CPS-RE is 200 lines of C99 and its feature set is purposefully small—but not minimal, so as to remain interesting. In addition to the usual greedy quantifiers and alternation, CPS-RE supports lazy and possessive quantifiers as well as regular expression intersection and complementation.
Possessive quantifiers need to break the normal backtrack flow and jump to a sort of “backtrack checkpoint”. With CPS, this means longjmp
ing somewhere up the stack. Managing setjmp
s and longjmp
s across nested possessive quantifiers was getting unwieldy, so I wrote some macros to abstract away the details. Looking back, I think I accidentally implemented exceptions—which checks out, because this matches their semantics.
In CPS, a backtrack operation becomes a simple return
statement. And a backtrace from the found_match
function gives an executive summary of how the regex matched the input. This is neat and all, but there’s a price: match against large enough a haystack and quickly the call stack overflows. Depending on the application, this may be a deal breaker.

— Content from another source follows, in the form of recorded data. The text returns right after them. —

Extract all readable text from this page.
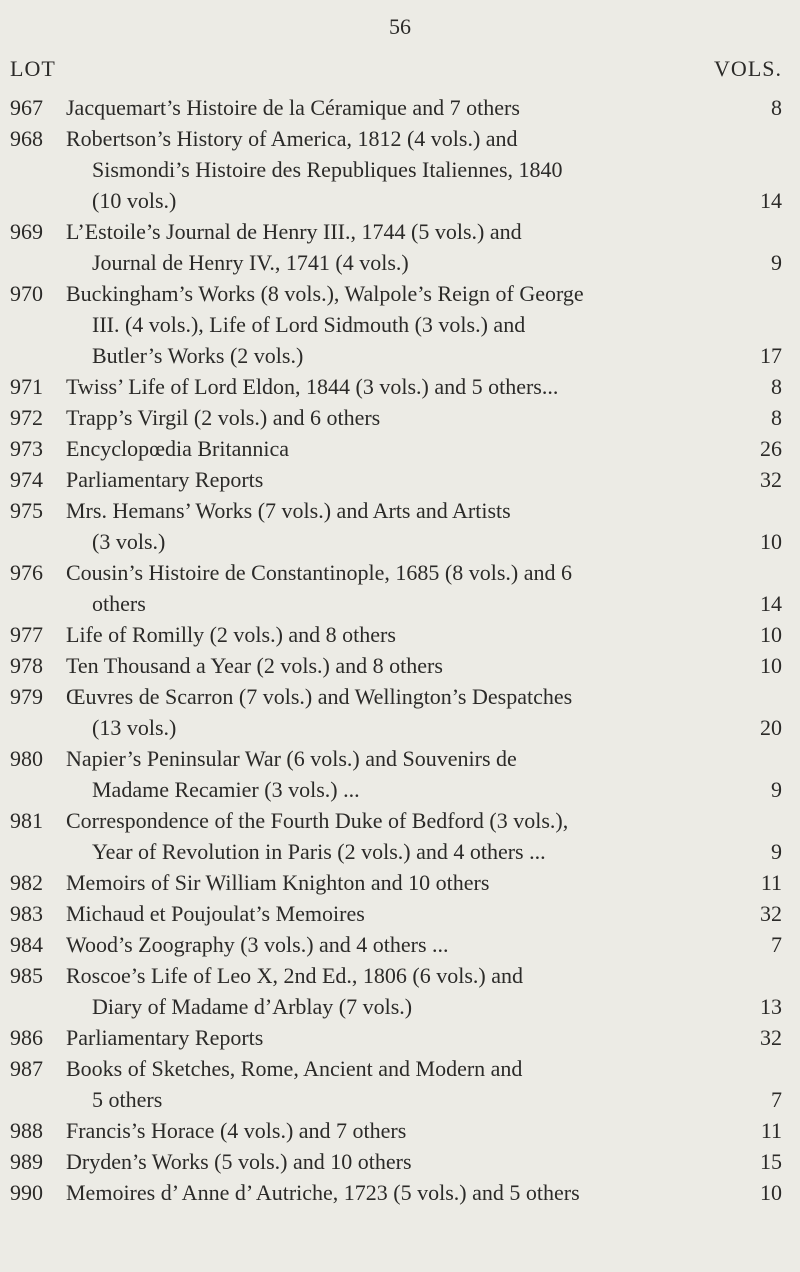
56
LOT	VOLS.
967 Jacquemart’s Histoire de la Céramique and 7 others	8
968 Robertson’s History of America, 1812 (4 vols.) and
Sismondi’s Histoire des Republiques Italiennes, 1840
(10 vols.)	14
969 L’Estoile’s Journal de Henry III., 1744 (5 vols.) and
Journal de Henry IV., 1741 (4 vols.)	9
970 Buckingham’s Works (8 vols.), Walpole’s Reign of George
III. (4 vols.), Life of Lord Sidmouth (3 vols.) and
Butler’s Works (2 vols.)	17
971 Twiss’ Life of Lord Eldon, 1844 (3 vols.) and 5 others...	8
972 Trapp’s Virgil (2 vols.) and 6 others	8
973 Encyclopœdia Britannica	26
974 Parliamentary Reports	32
975 Mrs. Hemans’ Works (7 vols.) and Arts and Artists
(3 vols.)	10
976 Cousin’s Histoire de Constantinople, 1685 (8 vols.) and 6
others	14
977 Life of Romilly (2 vols.) and 8 others	10
978 Ten Thousand a Year (2 vols.) and 8 others	10
979 Œuvres de Scarron (7 vols.) and Wellington’s Despatches
(13 vols.)	20
980 Napier’s Peninsular War (6 vols.) and Souvenirs de
Madame Recamier (3 vols.) ...	9
981 Correspondence of the Fourth Duke of Bedford (3 vols.),
Year of Revolution in Paris (2 vols.) and 4 others ...	9
982 Memoirs of Sir William Knighton and 10 others	11
983 Michaud et Poujoulat’s Memoires	32
984 Wood’s Zoography (3 vols.) and 4 others ...	7
985 Roscoe’s Life of Leo X, 2nd Ed., 1806 (6 vols.) and
Diary of Madame d’Arblay (7 vols.)	13
986 Parliamentary Reports	32
987 Books of Sketches, Rome, Ancient and Modern and
5 others	7
988 Francis’s Horace (4 vols.) and 7 others	11
989 Dryden’s Works (5 vols.) and 10 others	15
990 Memoires d’ Anne d’ Autriche, 1723 (5 vols.) and 5 others	10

Here’s a mind-bender: represent as a graph the flow of continuations needed for walking some regular expression, making sure to merge nodes that correspond to identical continuations, and the result is an NFA for that regular expression. I think I was assuming that fewer IRs meant simpler code, which is why CPS-RE runs matches straight from the regular expression string. In the end, though, CPS-RE does have an IR; it’s just harder to see because it’s hidden in the continuation flow. The engine would’ve been much simpler without the middleman: scrap continuations and instead generate straightforward NFA bytecode to be sent to the recursive matcher.